LUC: “Okay, well, for my paintings, they're mixed media. They're acrylic, pastel chalk, pastel, graphite, and charcoal.”

BURRELL: Which one has the greatest connection with, you know, your storytelling?

LUC: “ I would say oil painting because I think that oil painting is one of those things that it's like a give and take. I found my health rapidly declining from using oil paints. I have to be more responsible with the use of it. That responsibility of the use told me that I need to have the preparation to fully be a lucid thinker and to explain exactly who I am. Without the proper use of oils, you're killing yourself with those chemicals.”

BURRELL: What do you think your work “Same story, Different Nigga, Same Guttas” says about vulnerability as a Black person in America?

“Same Story, Different Nigga, Same Gutters” 6’ x 4’, oil on canvas (2022)

LUC: “It's actually a piece I modeled after my brother because my family and I recently had a conversation telling him: hey, we can do more. I was talking to him and he had this ideal mindset that was like, ‘every single day, no matter what I'm going to do, I'm going to be out in the field.’”

“That’s a really strong notion to me because it was almost like a callback to not only how Black people have been in this idea of working super hard, but it's like no matter like, what area it is -- business, athletics, being an influential figure or designer -- we are literally, always in the field running towards an unforeseen goal.”

“I wanted the shoes and the glove to call back to two people: OJ Simpson and Michael Jackson. Because of the role he (Michael Jackson) was playing, it was like society totally consumed him. I think about OJ as this individual who pleased society and there’s a super comforting contradiction between them. Then, the designer shoes while running through the field shows a complete disregard for whatever is obtained materially, because no matter where you go it consumes you. It's the same exact story. Different nigga in the same gutters.”

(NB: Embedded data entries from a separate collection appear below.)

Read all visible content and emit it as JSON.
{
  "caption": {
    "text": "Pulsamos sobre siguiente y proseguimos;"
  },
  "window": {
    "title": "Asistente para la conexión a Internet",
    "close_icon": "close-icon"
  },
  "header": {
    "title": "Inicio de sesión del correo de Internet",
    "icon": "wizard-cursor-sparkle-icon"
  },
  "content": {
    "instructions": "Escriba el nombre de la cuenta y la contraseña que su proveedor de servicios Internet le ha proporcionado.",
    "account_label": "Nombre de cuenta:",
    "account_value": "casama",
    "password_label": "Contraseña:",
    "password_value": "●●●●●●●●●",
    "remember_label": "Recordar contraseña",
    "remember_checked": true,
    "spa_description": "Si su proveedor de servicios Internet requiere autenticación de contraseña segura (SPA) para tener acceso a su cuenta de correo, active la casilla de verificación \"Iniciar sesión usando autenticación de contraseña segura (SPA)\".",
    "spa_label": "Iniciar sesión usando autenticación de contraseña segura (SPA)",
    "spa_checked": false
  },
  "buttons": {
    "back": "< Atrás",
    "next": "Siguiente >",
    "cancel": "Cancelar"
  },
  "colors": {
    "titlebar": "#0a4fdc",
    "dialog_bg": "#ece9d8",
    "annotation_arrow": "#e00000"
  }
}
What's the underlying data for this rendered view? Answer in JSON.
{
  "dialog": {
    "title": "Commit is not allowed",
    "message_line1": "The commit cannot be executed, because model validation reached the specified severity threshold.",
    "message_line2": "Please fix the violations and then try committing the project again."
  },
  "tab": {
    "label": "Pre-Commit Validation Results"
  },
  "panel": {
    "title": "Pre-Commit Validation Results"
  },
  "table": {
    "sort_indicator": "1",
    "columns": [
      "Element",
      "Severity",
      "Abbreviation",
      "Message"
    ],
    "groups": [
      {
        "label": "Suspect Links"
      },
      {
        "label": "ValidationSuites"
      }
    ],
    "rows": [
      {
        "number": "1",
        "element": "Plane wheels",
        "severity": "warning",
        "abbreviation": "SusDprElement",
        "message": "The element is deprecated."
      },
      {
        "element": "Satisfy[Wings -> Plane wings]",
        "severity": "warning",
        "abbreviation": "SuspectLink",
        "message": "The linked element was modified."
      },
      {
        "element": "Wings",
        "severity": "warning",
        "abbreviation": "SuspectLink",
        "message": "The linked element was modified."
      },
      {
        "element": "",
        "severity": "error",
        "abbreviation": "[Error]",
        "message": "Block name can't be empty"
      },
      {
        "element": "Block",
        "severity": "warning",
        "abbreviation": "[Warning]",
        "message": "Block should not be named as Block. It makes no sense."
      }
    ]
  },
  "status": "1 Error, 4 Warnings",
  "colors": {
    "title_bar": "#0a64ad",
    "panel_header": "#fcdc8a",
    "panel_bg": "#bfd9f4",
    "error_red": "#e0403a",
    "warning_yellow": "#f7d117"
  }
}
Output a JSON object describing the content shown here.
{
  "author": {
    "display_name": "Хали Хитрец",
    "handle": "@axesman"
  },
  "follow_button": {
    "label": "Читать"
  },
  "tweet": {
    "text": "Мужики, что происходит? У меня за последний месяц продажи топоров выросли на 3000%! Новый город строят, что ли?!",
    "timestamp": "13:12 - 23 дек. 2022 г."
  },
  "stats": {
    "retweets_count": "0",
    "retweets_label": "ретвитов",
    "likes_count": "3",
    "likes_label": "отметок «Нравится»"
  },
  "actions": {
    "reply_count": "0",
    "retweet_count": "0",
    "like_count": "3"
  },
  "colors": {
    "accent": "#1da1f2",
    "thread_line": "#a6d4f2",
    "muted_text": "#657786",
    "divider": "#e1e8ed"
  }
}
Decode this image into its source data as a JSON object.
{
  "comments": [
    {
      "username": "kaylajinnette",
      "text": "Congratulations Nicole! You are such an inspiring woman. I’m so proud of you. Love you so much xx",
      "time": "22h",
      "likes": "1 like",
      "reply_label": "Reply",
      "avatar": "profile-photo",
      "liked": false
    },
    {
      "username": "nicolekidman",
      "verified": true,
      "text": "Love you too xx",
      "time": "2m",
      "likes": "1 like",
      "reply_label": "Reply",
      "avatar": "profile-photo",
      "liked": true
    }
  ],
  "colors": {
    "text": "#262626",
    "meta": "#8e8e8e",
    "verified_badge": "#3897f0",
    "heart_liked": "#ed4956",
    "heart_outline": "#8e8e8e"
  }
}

“Famous” 6’ x 5’, mixed media on canvas (2022)

BURRELL: What is your commitment to your community and your commitment to art?

LUC: “My whole family does trade work. They are all people who are committing to these American ideals and I'm here as a practicing artist. I've always felt a weight on me. I use ‘hero’ a lot because it's like, you have to be the person to carry your people upward and forward.”

“I feel like it’s my obligation to come back and give my home the significant push that it needs in areas of creativity. I find all of the environments that I’ve gone through, no matter how contemporary society is, it’s always predominantly white settings. That’s something I want to see more change in.”

 

 

Lilac Burrell (they/ them) is a cultural curator and multimedia journalist currently pursuing a master's degree in journalism from Northwestern University. Lilac uses journalism, digital art, photography, and film to canvas community and intimacy, and explore the relationship between spatial agency and creative freedom through a Black cultural lens. They aim to use storytelling to archive the modern Black experience and have career goals of being a creative director in advertising.